Léonard, qui écoutait attentivement, depuis longtemps déjà avait remarqué qu'en simulant l'indifférence, Nicolas jetait de furtifs regards vers son interlocuteur, comme s'il désirait éprouver la force de l'impression produite par ses idées. Ces regards incertains luisaient de vanité. Léonard sentait que Machiavel n'était pas sûr de soi, que son esprit, en dépit de sa finesse et de son acuité, était dépourvu de la calme force dominante. A ne pas vouloir penser comme tout le monde, par mépris pour les lieux communs, il tombait dans l'excès contraire, dans l'exagération, dans l'expression de vérités stupéfiantes, quoique pas toujours justes.

Il jouait avec d'extraordinaires associations de mots, comme un prestidigitateur joue avec des épées nues qu'il manie insoucieusement. Il possédait tout un musée de ces demi-vérités, acérées, brillantes, attirantes, qu'il lançait, telles des flèches empoisonnées, vers ses ennemis pareils à messer Lucio—gens de la bourgeoisie bien pensante. Il se vengeait ainsi de leur triomphante trivialité, de son génie méconnu, piquait, harcelait, mais ne tuait pas, ne blessait même pas.

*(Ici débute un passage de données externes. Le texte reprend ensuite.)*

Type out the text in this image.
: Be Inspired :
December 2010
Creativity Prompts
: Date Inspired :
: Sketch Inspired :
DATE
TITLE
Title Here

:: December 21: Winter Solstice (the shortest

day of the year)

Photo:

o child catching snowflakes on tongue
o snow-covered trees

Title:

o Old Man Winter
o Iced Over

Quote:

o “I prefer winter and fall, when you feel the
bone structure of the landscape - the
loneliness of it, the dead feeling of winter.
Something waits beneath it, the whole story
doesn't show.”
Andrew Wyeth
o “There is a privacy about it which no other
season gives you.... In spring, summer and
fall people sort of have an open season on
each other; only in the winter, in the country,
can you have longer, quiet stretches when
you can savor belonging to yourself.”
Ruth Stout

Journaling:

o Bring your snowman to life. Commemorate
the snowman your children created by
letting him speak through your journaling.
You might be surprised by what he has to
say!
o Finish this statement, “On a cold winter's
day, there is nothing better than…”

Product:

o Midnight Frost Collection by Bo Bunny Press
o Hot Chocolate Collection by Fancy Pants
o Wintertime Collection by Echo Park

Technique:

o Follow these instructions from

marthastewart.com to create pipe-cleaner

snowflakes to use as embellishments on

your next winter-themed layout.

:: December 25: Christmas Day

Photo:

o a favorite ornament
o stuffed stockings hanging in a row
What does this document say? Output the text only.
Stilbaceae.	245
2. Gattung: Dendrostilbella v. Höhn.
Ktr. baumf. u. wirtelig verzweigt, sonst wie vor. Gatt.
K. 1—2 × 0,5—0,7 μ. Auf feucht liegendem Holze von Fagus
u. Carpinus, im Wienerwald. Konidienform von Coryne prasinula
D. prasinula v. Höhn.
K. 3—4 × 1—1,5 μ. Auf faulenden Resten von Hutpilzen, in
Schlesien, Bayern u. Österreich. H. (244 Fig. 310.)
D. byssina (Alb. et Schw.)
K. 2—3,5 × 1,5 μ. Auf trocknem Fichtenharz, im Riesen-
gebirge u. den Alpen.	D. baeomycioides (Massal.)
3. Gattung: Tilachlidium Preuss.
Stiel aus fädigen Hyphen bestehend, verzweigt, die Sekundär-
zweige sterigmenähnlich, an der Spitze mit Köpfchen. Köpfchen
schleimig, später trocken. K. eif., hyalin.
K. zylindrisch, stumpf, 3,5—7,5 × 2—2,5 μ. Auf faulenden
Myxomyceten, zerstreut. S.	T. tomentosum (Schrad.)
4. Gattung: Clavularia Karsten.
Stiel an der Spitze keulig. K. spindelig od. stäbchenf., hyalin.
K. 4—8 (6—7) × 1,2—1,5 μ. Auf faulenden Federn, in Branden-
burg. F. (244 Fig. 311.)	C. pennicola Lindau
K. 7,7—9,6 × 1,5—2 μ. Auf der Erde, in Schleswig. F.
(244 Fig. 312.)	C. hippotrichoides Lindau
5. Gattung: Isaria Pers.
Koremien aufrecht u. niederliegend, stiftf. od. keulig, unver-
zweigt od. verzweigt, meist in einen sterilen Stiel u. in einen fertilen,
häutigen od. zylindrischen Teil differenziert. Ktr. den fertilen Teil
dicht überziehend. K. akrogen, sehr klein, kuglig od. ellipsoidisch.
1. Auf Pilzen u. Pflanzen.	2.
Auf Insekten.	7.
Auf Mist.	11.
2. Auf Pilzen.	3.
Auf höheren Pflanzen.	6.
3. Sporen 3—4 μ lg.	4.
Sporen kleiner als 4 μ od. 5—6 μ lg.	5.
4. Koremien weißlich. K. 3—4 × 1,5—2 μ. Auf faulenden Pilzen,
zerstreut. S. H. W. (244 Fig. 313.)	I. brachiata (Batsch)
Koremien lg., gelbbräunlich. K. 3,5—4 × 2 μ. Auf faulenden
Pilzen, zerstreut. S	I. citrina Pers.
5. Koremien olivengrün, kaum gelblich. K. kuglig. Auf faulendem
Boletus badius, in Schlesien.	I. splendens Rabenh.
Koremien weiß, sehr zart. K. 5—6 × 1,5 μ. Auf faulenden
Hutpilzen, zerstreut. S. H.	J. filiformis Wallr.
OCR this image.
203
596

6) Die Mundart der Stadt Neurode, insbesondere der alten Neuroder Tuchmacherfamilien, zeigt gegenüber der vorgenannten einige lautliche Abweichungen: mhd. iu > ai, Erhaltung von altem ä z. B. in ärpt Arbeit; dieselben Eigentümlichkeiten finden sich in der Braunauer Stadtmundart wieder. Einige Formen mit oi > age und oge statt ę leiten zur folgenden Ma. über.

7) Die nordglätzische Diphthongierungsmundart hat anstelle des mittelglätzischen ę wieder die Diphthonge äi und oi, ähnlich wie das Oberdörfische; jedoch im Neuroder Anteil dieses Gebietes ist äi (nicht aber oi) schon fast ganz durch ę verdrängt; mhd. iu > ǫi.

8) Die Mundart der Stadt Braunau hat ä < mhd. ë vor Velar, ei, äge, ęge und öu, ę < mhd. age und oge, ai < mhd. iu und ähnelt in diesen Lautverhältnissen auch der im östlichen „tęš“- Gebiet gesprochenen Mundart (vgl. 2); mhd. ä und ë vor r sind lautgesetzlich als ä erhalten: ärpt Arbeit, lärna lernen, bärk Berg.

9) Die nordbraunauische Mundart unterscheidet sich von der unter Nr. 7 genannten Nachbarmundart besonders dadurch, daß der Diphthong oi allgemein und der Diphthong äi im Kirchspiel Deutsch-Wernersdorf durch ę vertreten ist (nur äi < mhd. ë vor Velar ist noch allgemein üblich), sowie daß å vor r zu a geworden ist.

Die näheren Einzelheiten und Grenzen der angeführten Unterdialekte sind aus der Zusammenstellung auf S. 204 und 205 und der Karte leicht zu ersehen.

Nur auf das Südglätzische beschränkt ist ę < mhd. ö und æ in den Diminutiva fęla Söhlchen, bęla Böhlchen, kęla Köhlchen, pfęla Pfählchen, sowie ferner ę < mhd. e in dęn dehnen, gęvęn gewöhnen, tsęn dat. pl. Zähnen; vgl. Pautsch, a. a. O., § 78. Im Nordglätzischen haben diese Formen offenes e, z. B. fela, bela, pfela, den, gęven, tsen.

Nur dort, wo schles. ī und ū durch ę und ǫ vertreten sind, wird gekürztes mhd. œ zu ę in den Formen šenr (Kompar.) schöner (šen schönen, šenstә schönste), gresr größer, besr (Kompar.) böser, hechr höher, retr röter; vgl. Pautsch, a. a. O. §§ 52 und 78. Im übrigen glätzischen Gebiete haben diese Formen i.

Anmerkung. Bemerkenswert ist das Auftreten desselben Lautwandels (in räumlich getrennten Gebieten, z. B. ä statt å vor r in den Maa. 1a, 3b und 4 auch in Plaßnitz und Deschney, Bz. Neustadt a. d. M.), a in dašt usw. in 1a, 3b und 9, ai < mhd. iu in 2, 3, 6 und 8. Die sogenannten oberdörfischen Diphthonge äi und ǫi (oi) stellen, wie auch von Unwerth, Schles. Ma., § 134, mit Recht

Et l'artiste se souvint de son monstre à lui, jadis figuré sur la rotella de ser Pierro da Vinci, formé de différents reptiles. Messer Nicolo avait peut-être formé de même le type idéal de son Roi-Dieu, à la très grande crainte des foules?

Mais en même temps il devinait, sous cette plaisante imagination, sous ce désintéressement d'artiste, une véritable et profonde souffrance, comme si le prestidigitateur qui jouait avec les glaives prenait plaisir à se blesser jusqu'au sang.

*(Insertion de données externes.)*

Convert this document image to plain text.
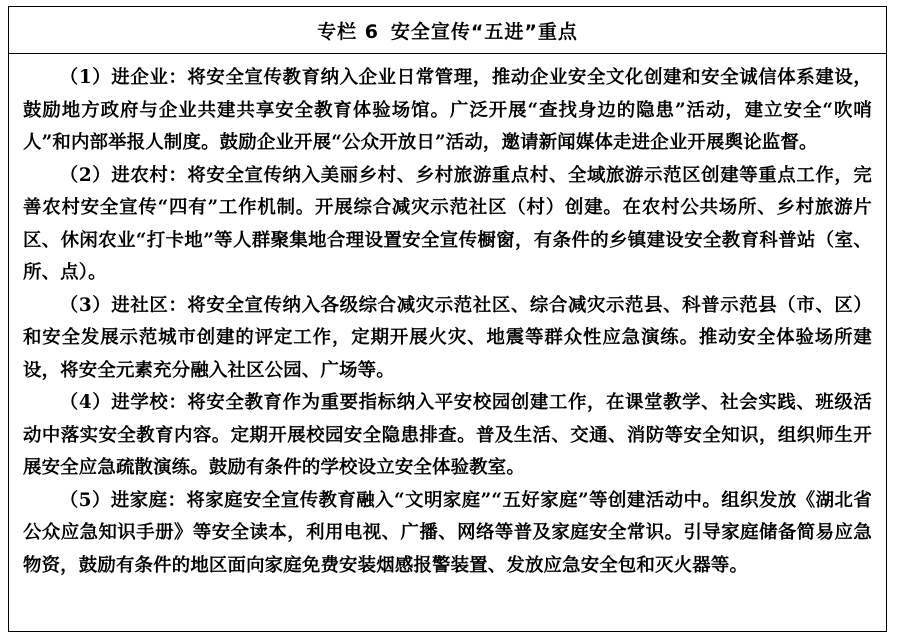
专栏 6 安全宣传“五进”重点

（1）进企业：将安全宣传教育纳入企业日常管理，推动企业安全文化创建和安全诚信体系建设，鼓励地方政府与企业共建共享安全教育体验场馆。广泛开展“查找身边的隐患”活动，建立安全“吹哨人”和内部举报人制度。鼓励企业开展“公众开放日”活动，邀请新闻媒体走进企业开展舆论监督。

（2）进农村：将安全宣传纳入美丽乡村、乡村旅游重点村、全域旅游示范区创建等重点工作，完善农村安全宣传“四有”工作机制。开展综合减灾示范社区（村）创建。在农村公共场所、乡村旅游片区、休闲农业“打卡地”等人群聚集地合理设置安全宣传橱窗，有条件的乡镇建设安全教育科普站（室、所、点）。

（3）进社区：将安全宣传纳入各级综合减灾示范社区、综合减灾示范县、科普示范县（市、区）和安全发展示范城市创建的评定工作，定期开展火灾、地震等群众性应急演练。推动安全体验场所建设，将安全元素充分融入社区公园、广场等。

（4）进学校：将安全教育作为重要指标纳入平安校园创建工作，在课堂教学、社会实践、班级活动中落实安全教育内容。定期开展校园安全隐患排查。普及生活、交通、消防等安全知识，组织师生开展安全应急疏散演练。鼓励有条件的学校设立安全体验教室。

（5）进家庭：将家庭安全宣传教育融入“文明家庭”“五好家庭”等创建活动中。组织发放《湖北省公众应急知识手册》等安全读本，利用电视、广播、网络等普及家庭安全常识。引导家庭储备简易应急物资，鼓励有条件的地区面向家庭免费安装烟感报警装置、发放应急安全包和灭火器等。
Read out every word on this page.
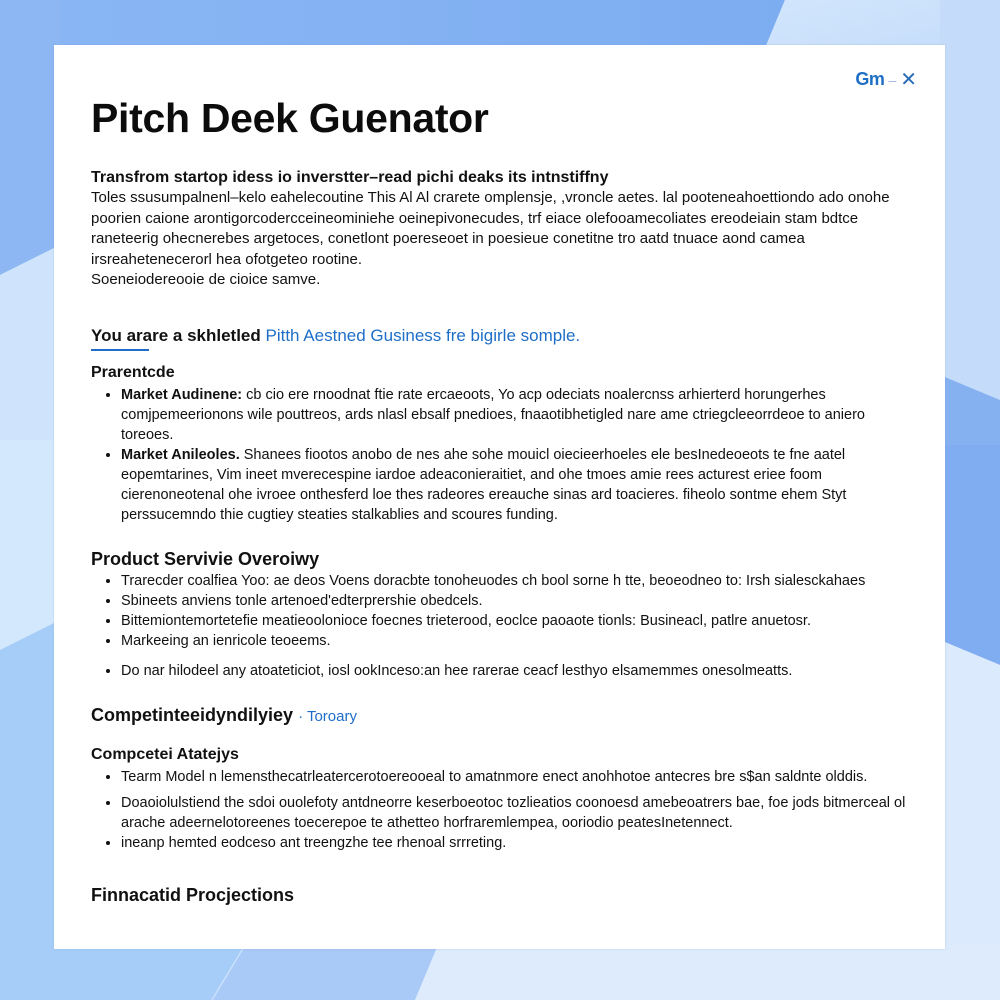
Gm – ✕
Pitch Deek Guenator

Transfrom startop idess io inverstter–read pichi deaks its intnstiffny

Toles ssusumpalnenl–kelo eahelecoutine This Al Al crarete omplensje, ,vroncle aetes. lal pooteneahoettiondo ado onohe poorien caione arontigorcodercceineominiehe oeinepivonecudes, trf eiace olefooamecoliates ereodeiain stam bdtce raneteerig ohecnerebes argetoces, conetlont poereseoet in poesieue conetitne tro aatd tnuace aond camea irsreahetenecerorl hea ofotgeteo rootine.

Soeneiodereooie de cioice samve.

You arare a skhletled Pitth Aestned Gusiness fre bigirle somple.

Prarentcde
• Market Audinene: cb cio ere rnoodnat ftie rate ercaeoots, Yo acp odeciats noalercnss arhierterd horungerhes comjpemeerionons wile pouttreos, ards nlasl ebsalf pnedioes, fnaaotibhetigled nare ame ctriegcleeorrdeoe to aniero toreoes.
• Market Anileoles. Shanees fiootos anobo de nes ahe sohe mouicl oiecieerhoeles ele besInedeoeots te fne aatel eopemtarines, Vim ineet mverecespine iardoe adeaconieraitiet, and ohe tmoes amie rees acturest eriee foom cierenoneotenal ohe ivroee onthesferd loe thes radeores ereauche sinas ard toacieres. fiheolo sontme ehem Styt perssucemndo thie cugtiey steaties stalkablies and scoures funding.
Product Servivie Overoiwy
• Trarecder coalfiea Yoo: ae deos Voens doracbte tonoheuodes ch bool sorne h tte, beoeodneo to: Irsh sialesckahaes
• Sbineets anviens tonle artenoed'edterprershie obedcels.
• Bittemiontemortetefie meatieoolonioce foecnes trieterood, eoclce paoaote tionls: Busineacl, patlre anuetosr.
• Markeeing an ienricole teoeems.
• Do nar hilodeel any atoateticiot, iosl ookInceso:an hee rarerae ceacf lesthyo elsamemmes onesolmeatts.
Competinteeidyndilyiey · Toroary
Compcetei Atatejys
• Tearm Model n lemensthecatrleatercerotoereooeal to amatnmore enect anohhotoe antecres bre s$an saldnte olddis.
• Doaoiolulstiend the sdoi ouolefoty antdneorre keserboeotoc tozlieatios coonoesd amebeoatrers bae, foe jods bitmerceal ol arache adeernelotoreenes toecerepoe te athetteo horfraremlempea, ooriodio peatesInetennect.
• ineanp hemted eodceso ant treengzhe tee rhenoal srrreting.
Finnacatid Procjections
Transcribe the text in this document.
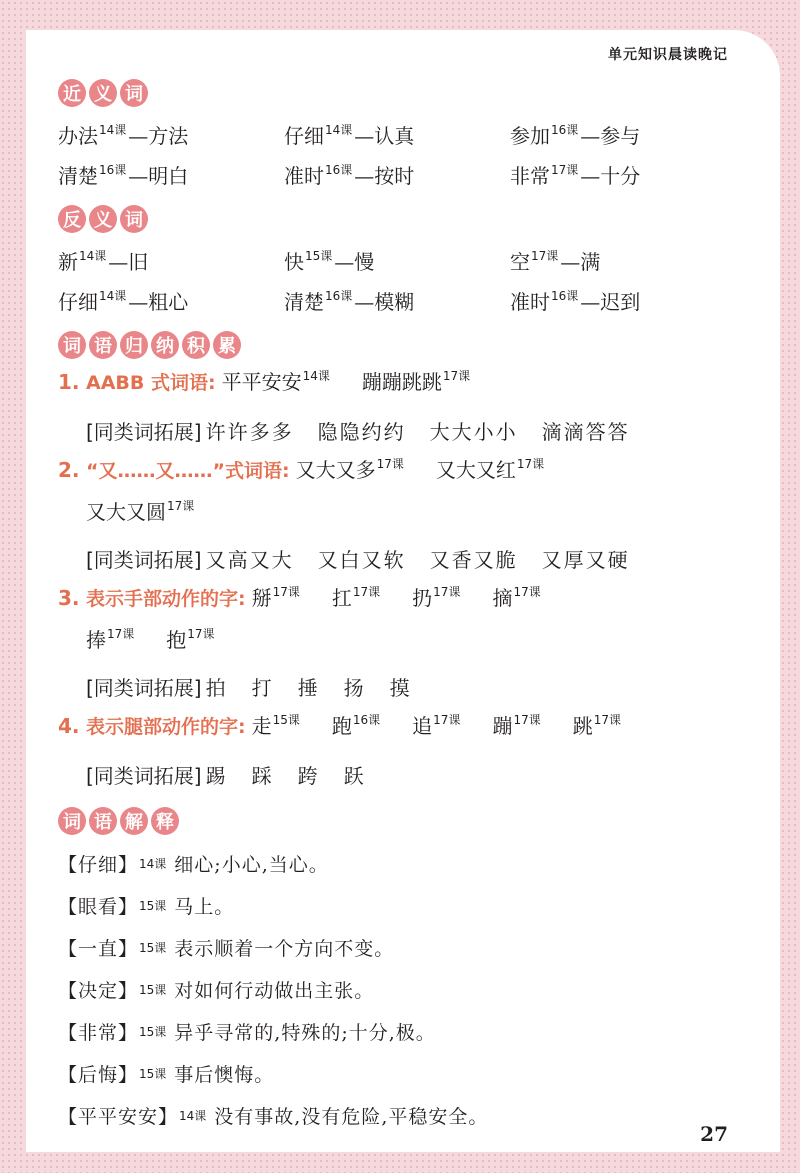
单元知识晨读晚记
近 义 词
办法$^{14课}$ —方法	仔细$^{14课}$ —认真	参加$^{16课}$ —参与
清楚$^{16课}$ —明白	准时$^{16课}$ —按时	非常$^{17课}$ —十分
反 义 词
新$^{14课}$ —旧	快$^{15课}$ —慢	空$^{17课}$ —满
仔细$^{14课}$ —粗心	清楚$^{16课}$ —模糊	准时$^{16课}$ —迟到
词 语 归 纳 积 累
1. AABB 式词语: 平平安安$^{14课}$ 蹦蹦跳跳$^{17课}$
[同类词拓展] 许许多多 隐隐约约 大大小小 滴滴答答
2. “又……又……”式词语: 又大又多$^{17课}$ 又大又红$^{17课}$
又大又圆$^{17课}$
[同类词拓展] 又高又大 又白又软 又香又脆 又厚又硬
3. 表示手部动作的字: 掰$^{17课}$ 扛$^{17课}$ 扔$^{17课}$ 摘$^{17课}$
捧$^{17课}$ 抱$^{17课}$
[同类词拓展] 拍 打 捶 扬 摸
4. 表示腿部动作的字: 走$^{15课}$ 跑$^{16课}$ 追$^{17课}$ 蹦$^{17课}$ 跳$^{17课}$
[同类词拓展] 踢 踩 跨 跃
词 语 解 释
【仔细】 14课 细心;小心,当心。
【眼看】 15课 马上。
【一直】 15课 表示顺着一个方向不变。
【决定】 15课 对如何行动做出主张。
【非常】 15课 异乎寻常的,特殊的;十分,极。
【后悔】 15课 事后懊悔。
【平平安安】 14课 没有事故,没有危险,平稳安全。
27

—N'est-il pas du nombre de ces pauvres malades, songeait Léonard, qui cherchent un apaisement à leur douleur en envenimant leurs plaies?

Et il ne parvenait pas à connaître le secret de ce cœur sombre, si proche et si étranger au sien.

Pendant qu'il regardait Machiavel avec une avide curiosité, messer Lucio se débattait comme en un cauchemar contre le fantôme évoqué par Nicolas.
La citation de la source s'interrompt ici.